Dictations, The Heart of the Sea

Moniqux Ensemble

Genre: Dance and Movement Theatre

Venue: Tramway Theatre Glasgow

Festival:


Low Down

Through a dynamic fusion of movement, voice and understanding the space in which you perform, Dictations took us from vocal expression through physical engagement with voice to a powerful theatrical experience. Working in solo, dual and then group movement pieces sound is used to heighten the physical connection between the noises we make and the movements we take. The artistic whole was an explosion of colour and joy of being able to put your hand in another’s and feel as though your support is always going to be there.

Review

Created to make collaborative dance and music work together, this is an ensemble who knows the entire clock face, not just what time it is. Beginning with voice it seeks to recreate the emergence of a culture out of the shadows and the past. It takes that past, celebrates it but adds new dimensions in lighting, costume and sound which reminds us that this is a heritage deep in the soul.

The manifesto reproduced on the seats, talks of lived experience, cultural plurality and an understanding of performance as a space for exchange and reflection. This is physically in front of us. There is a nod to the way we have been absorbing this incredible heritage from Africa which has landed on this shore and you can see where Kemono L-Riot has given the impetus through his company THREE60 alongside Marios Ento-Engkolo who just a few short weeks ago was part of Buzzcut with Dualism, a three year project that saw him perform his own back story.

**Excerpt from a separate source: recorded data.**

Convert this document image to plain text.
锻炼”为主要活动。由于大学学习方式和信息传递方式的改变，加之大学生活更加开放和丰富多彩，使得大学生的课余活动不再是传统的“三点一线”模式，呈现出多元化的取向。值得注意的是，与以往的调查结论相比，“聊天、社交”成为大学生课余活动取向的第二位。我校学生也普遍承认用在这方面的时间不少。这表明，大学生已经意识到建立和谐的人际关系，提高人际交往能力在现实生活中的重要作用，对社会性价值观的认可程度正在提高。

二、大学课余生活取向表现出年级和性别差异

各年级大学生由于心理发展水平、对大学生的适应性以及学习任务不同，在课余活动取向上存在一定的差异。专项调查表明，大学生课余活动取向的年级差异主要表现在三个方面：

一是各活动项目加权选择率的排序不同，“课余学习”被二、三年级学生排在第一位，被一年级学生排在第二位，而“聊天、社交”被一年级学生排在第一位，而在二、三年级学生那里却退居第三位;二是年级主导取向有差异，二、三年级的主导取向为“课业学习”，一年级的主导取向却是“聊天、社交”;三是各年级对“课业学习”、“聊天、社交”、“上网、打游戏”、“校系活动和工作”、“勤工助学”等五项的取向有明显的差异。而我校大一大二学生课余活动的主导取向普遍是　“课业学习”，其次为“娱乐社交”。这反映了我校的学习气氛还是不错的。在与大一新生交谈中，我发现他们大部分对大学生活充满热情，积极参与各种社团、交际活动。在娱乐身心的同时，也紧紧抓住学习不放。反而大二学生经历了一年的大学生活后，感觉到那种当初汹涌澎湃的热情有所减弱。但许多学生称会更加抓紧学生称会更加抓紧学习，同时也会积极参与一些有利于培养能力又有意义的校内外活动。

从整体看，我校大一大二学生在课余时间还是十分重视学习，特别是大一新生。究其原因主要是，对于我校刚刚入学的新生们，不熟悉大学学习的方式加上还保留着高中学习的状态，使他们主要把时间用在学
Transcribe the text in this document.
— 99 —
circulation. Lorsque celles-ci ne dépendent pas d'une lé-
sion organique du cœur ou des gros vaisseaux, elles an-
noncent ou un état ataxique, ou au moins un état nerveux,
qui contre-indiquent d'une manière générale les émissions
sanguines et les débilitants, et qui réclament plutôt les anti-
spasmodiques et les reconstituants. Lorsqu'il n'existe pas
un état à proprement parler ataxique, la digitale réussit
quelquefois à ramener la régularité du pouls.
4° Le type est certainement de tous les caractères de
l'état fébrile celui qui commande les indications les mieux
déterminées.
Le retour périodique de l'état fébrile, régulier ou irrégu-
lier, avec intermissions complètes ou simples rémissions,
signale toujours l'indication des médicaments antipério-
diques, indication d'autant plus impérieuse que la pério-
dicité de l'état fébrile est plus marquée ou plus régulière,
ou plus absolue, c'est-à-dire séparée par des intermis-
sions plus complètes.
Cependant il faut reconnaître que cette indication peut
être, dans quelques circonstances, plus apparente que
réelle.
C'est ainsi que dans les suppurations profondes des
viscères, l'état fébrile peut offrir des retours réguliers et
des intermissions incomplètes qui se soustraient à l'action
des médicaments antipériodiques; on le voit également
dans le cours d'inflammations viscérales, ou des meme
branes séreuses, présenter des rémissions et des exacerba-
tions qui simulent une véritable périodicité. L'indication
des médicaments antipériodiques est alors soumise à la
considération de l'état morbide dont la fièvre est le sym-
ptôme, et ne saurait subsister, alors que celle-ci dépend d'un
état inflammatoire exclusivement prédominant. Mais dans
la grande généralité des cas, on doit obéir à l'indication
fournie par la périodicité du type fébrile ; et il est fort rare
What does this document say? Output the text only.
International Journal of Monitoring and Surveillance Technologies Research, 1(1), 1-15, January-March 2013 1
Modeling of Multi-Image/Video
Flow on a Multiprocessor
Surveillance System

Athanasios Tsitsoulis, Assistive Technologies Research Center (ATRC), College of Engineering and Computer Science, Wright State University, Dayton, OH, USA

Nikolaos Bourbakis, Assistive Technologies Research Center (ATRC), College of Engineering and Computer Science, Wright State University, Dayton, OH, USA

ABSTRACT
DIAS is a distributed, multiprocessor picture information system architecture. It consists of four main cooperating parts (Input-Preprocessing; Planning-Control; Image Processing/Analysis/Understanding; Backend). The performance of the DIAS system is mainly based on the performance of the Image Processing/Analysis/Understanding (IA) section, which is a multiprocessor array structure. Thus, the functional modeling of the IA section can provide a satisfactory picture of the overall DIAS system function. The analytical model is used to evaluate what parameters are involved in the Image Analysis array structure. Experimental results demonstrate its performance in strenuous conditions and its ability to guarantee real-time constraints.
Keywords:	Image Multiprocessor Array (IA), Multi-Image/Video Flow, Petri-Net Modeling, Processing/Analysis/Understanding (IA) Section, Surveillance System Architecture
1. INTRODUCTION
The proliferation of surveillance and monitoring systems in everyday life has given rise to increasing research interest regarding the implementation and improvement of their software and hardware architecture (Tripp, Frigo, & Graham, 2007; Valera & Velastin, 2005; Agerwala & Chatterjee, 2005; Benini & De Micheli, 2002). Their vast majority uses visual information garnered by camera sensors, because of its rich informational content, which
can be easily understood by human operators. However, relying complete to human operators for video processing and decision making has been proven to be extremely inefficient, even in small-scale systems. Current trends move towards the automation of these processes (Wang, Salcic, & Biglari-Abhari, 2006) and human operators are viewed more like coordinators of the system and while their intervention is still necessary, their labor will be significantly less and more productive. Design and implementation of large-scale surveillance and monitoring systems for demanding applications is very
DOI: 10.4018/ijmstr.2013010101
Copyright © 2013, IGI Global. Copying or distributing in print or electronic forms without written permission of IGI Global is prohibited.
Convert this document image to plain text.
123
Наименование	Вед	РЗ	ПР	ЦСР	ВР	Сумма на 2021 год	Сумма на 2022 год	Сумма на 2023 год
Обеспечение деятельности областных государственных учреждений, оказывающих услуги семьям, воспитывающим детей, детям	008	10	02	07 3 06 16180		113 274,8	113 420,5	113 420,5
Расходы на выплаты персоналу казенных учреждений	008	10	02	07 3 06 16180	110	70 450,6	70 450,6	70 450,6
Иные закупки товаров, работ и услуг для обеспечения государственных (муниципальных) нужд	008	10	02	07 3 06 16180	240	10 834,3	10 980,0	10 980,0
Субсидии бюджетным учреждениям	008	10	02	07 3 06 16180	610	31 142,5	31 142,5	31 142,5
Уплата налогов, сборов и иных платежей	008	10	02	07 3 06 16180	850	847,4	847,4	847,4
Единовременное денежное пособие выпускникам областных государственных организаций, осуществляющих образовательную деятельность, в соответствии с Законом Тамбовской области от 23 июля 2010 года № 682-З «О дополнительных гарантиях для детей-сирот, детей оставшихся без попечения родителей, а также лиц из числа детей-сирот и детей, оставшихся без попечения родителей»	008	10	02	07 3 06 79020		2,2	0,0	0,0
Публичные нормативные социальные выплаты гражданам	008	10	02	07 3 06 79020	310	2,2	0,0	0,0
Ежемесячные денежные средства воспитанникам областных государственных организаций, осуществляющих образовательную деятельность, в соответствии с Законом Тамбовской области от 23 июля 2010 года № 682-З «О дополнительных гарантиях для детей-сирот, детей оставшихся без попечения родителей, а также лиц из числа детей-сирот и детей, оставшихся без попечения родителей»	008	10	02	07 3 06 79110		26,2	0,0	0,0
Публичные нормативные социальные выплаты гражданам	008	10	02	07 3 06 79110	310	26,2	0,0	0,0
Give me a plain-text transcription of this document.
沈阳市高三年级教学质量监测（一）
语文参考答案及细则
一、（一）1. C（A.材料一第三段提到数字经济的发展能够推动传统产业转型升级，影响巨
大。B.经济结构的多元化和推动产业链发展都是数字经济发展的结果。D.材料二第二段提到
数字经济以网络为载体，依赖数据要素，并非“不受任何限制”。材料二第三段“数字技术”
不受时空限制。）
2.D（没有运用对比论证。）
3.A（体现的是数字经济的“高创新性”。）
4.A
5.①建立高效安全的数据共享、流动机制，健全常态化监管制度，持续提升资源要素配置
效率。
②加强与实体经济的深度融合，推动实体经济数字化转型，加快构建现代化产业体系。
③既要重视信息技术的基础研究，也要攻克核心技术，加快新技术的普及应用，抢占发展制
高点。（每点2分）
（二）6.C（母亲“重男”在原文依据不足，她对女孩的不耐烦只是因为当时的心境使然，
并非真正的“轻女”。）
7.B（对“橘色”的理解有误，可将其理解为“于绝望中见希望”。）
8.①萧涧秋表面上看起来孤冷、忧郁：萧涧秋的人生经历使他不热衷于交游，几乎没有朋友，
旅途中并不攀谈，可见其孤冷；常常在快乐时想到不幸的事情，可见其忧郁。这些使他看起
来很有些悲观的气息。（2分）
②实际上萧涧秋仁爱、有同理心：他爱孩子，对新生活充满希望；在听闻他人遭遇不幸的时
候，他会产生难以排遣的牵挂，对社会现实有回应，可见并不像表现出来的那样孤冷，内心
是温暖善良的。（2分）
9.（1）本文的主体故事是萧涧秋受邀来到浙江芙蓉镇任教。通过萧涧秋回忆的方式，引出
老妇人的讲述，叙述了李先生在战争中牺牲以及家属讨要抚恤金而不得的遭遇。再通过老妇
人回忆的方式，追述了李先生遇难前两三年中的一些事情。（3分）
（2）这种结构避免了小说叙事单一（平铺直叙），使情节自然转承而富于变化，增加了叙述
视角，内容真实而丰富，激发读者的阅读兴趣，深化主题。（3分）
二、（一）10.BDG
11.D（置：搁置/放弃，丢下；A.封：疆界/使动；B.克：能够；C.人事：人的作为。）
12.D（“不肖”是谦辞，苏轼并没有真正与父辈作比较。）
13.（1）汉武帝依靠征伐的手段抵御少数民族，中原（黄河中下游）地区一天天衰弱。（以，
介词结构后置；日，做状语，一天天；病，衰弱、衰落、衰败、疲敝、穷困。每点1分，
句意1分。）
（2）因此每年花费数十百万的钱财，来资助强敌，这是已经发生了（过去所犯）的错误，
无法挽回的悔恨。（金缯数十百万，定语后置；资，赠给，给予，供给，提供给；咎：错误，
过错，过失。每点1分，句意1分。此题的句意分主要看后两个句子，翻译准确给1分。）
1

That fusion and collaboration is incredibly vibrant. Ou can feel it giving and not taking agency which is so special.

Dictations has a fluid structure with song taking us from one element to the other. The metaphor of the sea acts as the fluidity but also the mechanism over which this artistic dynamism has travelled.

It serves as a creative counterpoint to the idea that we want to stop the boats. Here is probably the best example I can think of, of handing out outboard motors and asking people to continue with the boats.

The music felt collective alongside dance and movement where people would be apart from the collective or they would be all together, solo or working in pairs had heart within it that really spoke across the footlights.

It was given a collective direction, but you got the feeling it was all pulling in one direction with a solid skipper in director Mele Broomes. But what stuck out in so many ways were the fusion of costumes with clear connections to a time past and the effect on the present through tunning visual gender and colour fluidity. Hats off, or on to Zephyr Liddell as the costume designer but also shout out to Catriona Charlton and Barbara Kolasinski and Emily Smit-Dicks as well as Izzy Jones Rigby, Sophie Pitt and Saehee Simmons, who as a grouping created something that drew you towards it. The use of smoke and lighting meant that at times you couldn’t see them and yet this was a psychedelic explosion of expression. Physically it suggested, this is who I could be and should be seen as. I am not going to hide. I’m not going to be in the distance. I refuse to be continually in the shadows. But I will find times when I shall explode in front of you and you will pay me attention only because you should and we should.

The lighting was well imagined, and Dominic Falcon takes credit.

This was a theory that had its debut and what an impressive debut it was.